Timothé Fuchs (Fuchs & Associés Group) : 20 ans de gestion du changement

A l’aube de son 20e anniversaire, Fuchs & Associés a ouvert 400 mètres carrés supplémentaires dédiés à des espaces de réunions où ses experts accueillent leurs clients. Interview de Timothé Fuchs, Associé du Groupe Fuchs & Associés.

Quelle est votre analyse de l’évolution actuelle de l’Asset Management ?

Les marchés évoluent énormément, à tel point qu’il devient difficile de définir des tendances. Tout d’abord, les taux négatifs impactent considérablement les stratégies de gestion. Nous évoluons par exemple actuellement vers un avènement de l’alternatif au niveau global qui rend les marchés moins liquides, contrairement à ce que j’entends souvent. Ajoutons à cela la désintermédiation au niveau du crédit, les conflits politiques ou économiques et un désintérêt des marchés financiers au profit de la dette, de l’immobilier et de l’impact investment. Les investisseurs souhaitent placer leur argent, entre autres, dans l’économie réelle et non plus dans des actions de sociétés technologiques dont la valeur semble décorrélée de la réalité. Ils veulent avoir un impact, donner du sens à leur investissement et d’une certaine manière, transmettre quelque chose aux nouvelles générations. On pense bien sûr à « l’effet Greta » pour l’écologie : face à un climat parfois anxiogène et à la peur de sanctions diverses, les investisseurs ont peur d’investir, mais ils négligent le danger de l’inaction. N’oublions pas cependant que la réglementation bénéficie énormément au Luxembourg et à fortiori à notre groupe. Elle fait émerger de nombreux nouveaux besoins, donc de nouveaux services et de nouveaux métiers.

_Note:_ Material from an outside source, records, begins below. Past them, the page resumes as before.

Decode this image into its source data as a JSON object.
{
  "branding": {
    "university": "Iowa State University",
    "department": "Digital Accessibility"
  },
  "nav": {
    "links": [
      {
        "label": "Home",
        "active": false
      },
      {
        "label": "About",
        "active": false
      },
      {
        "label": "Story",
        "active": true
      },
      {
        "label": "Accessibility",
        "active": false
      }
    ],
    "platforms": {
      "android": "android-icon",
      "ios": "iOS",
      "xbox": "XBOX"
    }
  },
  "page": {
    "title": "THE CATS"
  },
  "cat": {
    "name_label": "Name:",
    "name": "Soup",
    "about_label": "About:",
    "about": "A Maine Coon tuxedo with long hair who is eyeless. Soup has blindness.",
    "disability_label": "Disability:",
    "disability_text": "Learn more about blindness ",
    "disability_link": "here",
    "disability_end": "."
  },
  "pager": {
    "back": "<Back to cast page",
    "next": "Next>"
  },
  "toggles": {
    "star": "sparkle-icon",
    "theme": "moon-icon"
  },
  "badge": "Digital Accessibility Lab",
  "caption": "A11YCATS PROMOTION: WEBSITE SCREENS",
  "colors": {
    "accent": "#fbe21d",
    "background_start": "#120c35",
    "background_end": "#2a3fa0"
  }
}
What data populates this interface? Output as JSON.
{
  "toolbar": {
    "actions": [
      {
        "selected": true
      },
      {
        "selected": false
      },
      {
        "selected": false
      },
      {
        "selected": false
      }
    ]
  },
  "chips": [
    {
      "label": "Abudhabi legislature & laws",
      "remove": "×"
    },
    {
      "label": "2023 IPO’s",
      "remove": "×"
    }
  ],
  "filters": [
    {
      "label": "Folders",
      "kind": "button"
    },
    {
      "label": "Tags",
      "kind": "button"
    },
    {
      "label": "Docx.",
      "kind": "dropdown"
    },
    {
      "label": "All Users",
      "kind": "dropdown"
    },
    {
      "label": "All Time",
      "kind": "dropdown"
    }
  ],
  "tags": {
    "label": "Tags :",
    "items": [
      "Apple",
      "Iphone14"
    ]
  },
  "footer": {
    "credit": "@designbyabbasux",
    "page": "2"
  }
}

« Tout change très vite, mais les fondamentaux de notre métier, eux, demeurent intacts ! » 

Comment Fuchs & Associés Group s’adapte-t-il à cette transformation ?

Après 20 ans de métier, nous poursuivons notre croissance. Nous venons d’ouvrir une extension de 400 mètres carrés de bureaux au Luxembourg. Ce développement reflète une augmentation régulière de nos effectifs : nous avons accueilli cette année une quinzaine de nouveaux collaborateurs. Parmi eux, des gérants de fortune et des asset managers, qui rejoignent Fuchs et Associés au Luxembourg, en Belgique et en Suisse, pour se concentrer sur leur core-business – la relation client et l'allocation de portefeuille – pendant que nous nous occupons de faire fonctionner la machine opérationnelle, règlementaire et administrative. Mais également des profils legal, compliance, risk, relationship managers, communication etc, avec comme objectif d’être à la pointe en termes de compétences et d’organisation. Nous observons d’ailleurs une tendance identique dans l’asset management. Plus globalement, Fuchs & Associés a su adapter son organisation autour de trois piliers – Management company, Wealth management et Family office – en gardant quoi qu’il arrive, le client au cœur de sa stratégie. Les services sur mesure constituent 80% de notre réponse client : à une époque où s’opèrent de profondes transformations, nous estimons que l’essence même de notre métier reste d’écouter et d’apporter des solutions aux problématiques de nos clients. Les 20% restants constituent l’expertise humaine que nous proposons afin de créer des win-win permanents. Vous noterez que je ne mentionne pas la digitalisation malgré nos investissements importants dans ce domaine : pour nous, la technologie constitue avant tout un moyen, mais ce n’est pas une fin. Et c’est bien là notre principale différence sur le marché : nous n’automatisons rien, le focus reste toujours sur la relation humaine.

 

Quelles opportunités et menaces identifiez-vous ?

La plus grande opportunité pour notre groupe tient au fait que, quels que soient leurs horizons, les clients veulent être écoutés et trouvent chez nous une oreille plus attentive qu’ailleurs. Les marchés sont de plus en plus complexes, et dans ce contexte, de belles perspectives s’offrent à nous. Nous sommes ravis de montrer comment notre équipe crée de la valeur face aux robots. En termes de menaces, je dirais que nous ne sommes plus très loin d’une prochaine crise. Je suis très favorable à la régulation, mais une surrégulation pourrait provoquer un désastre. Dans le même ordre d’idée, une digitalisation trop rapide engendre aussi des risques. Cela dit, n’oublions pas que nous fêtons nos 20 ans en 2020 ! Nous avons déjà vécu plusieurs crises : en 2001, 2008 et 2011… et cette expérience nous permettra d’appréhender la prochaine correction de marché plus sereinement que d’autres. Car au final, tout change très vite, mais les fondamentaux de notre métier, eux, demeurent intacts ! Nous nous réinventons autour d’un core business, celui de répondre au mieux à nos clients, voilà tout.